DAG-WGAN: Causal Structure Learning With Wasserstein Generative Adversarial Networks

TL;DR

DAG-WGAN introduces a novel Wasserstein-based generative adversarial network framework for causal structure learning, effectively capturing data distributions and learning DAGs with improved scalability and handling of diverse data types.

Contribution

The paper presents DAG-WGAN, the first to incorporate Wasserstein distance into causal structure learning with GANs, enhancing data generation and structure discovery.

Findings

Outperforms state-of-the-art models in causal discovery tasks.

Scales well to large datasets and handles both continuous and discrete data.

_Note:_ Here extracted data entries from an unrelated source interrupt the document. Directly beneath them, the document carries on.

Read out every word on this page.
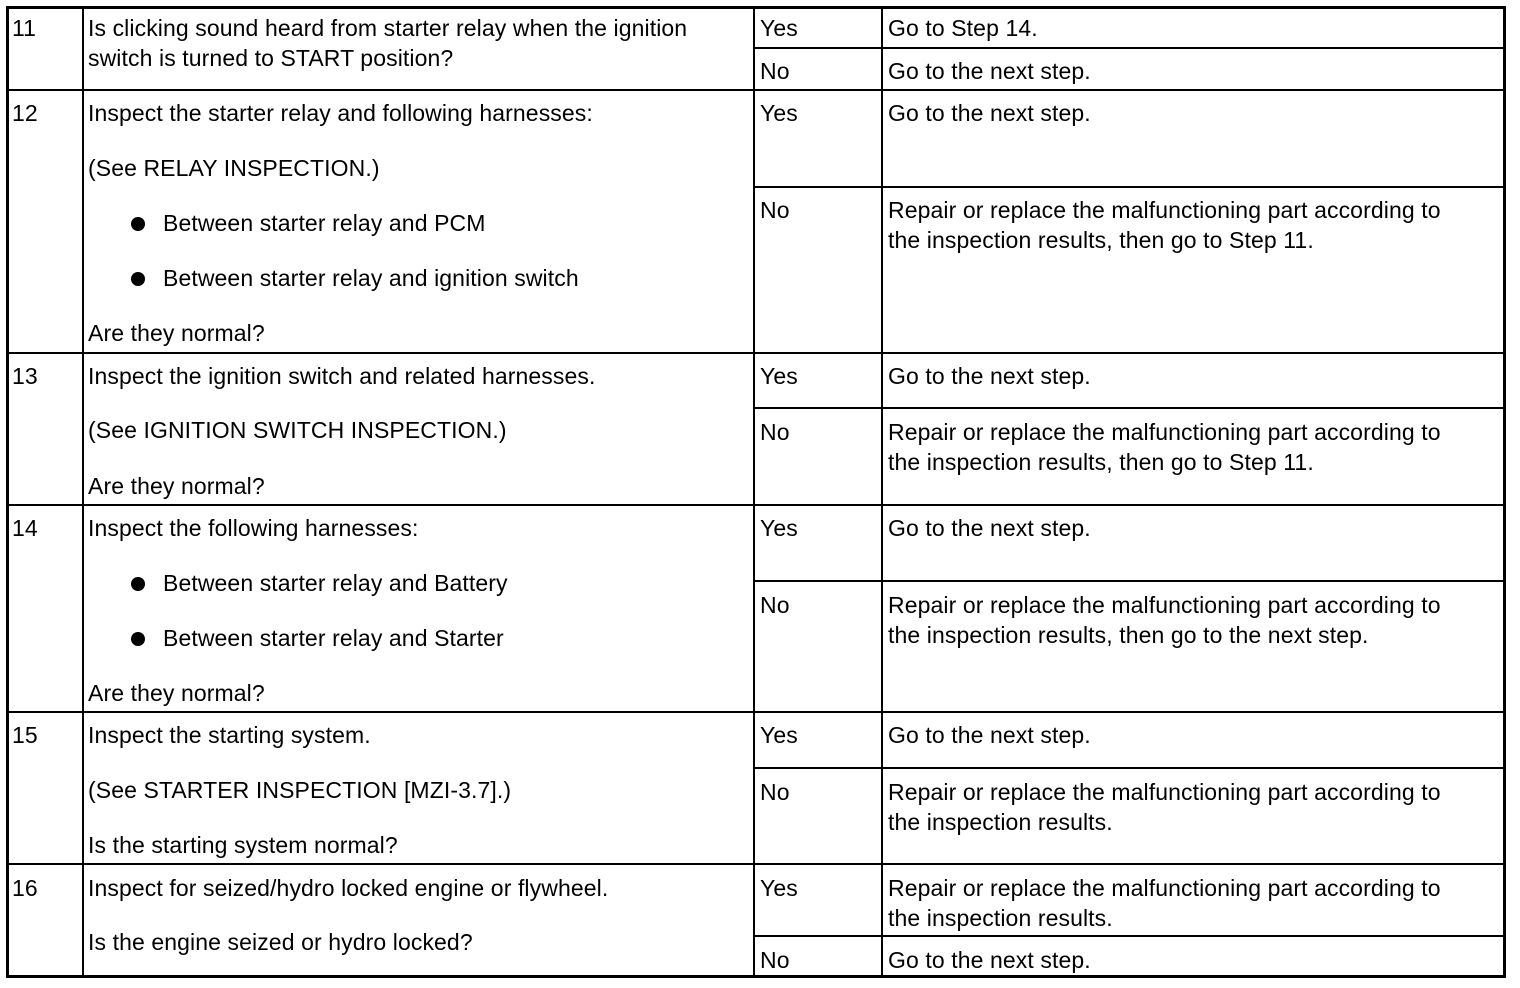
11 Is clicking sound heard from starter relay when the ignition
switch is turned to START position?
Yes	Go to Step 14.
No	Go to the next step.
12 Inspect the starter relay and following harnesses:
(See RELAY INSPECTION.)
Between starter relay and PCM
Between starter relay and ignition switch
Are they normal?
Yes	Go to the next step.
No	Repair or replace the malfunctioning part according to
the inspection results, then go to Step 11.
13 Inspect the ignition switch and related harnesses.
(See IGNITION SWITCH INSPECTION.)
Are they normal?
Yes	Go to the next step.
No	Repair or replace the malfunctioning part according to
the inspection results, then go to Step 11.
14 Inspect the following harnesses:
Between starter relay and Battery
Between starter relay and Starter
Are they normal?
Yes	Go to the next step.
No	Repair or replace the malfunctioning part according to
the inspection results, then go to the next step.
15 Inspect the starting system.
(See STARTER INSPECTION [MZI-3.7].)
Is the starting system normal?
Yes	Go to the next step.
No	Repair or replace the malfunctioning part according to
the inspection results.
16 Inspect for seized/hydro locked engine or flywheel.
Is the engine seized or hydro locked?
Yes	Repair or replace the malfunctioning part according to
the inspection results.
No	Go to the next step.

Achieves accurate causal structure learning with improved data generation.

Abstract

The combinatorial search space presents a significant challenge to learning causality from data. Recently, the problem has been formulated into a continuous optimization framework with an acyclicity constraint, allowing for the exploration of deep generative models to better capture data sample distributions and support the discovery of Directed Acyclic Graphs (DAGs) that faithfully represent the underlying data distribution. However, so far no study has investigated the use of Wasserstein distance for causal structure learning via generative models. This paper proposes a new model named DAG-WGAN, which combines the Wasserstein-based adversarial loss, an auto-encoder architecture together with an acyclicity constraint. DAG-WGAN simultaneously learns causal structures and improves its data generation capability by leveraging the strength from the Wasserstein distance metric. Compared with other models, it scales well and handles both continuous and discrete data. Our experiments have evaluated DAG-WGAN against the state-of-the-art and demonstrated its good performance.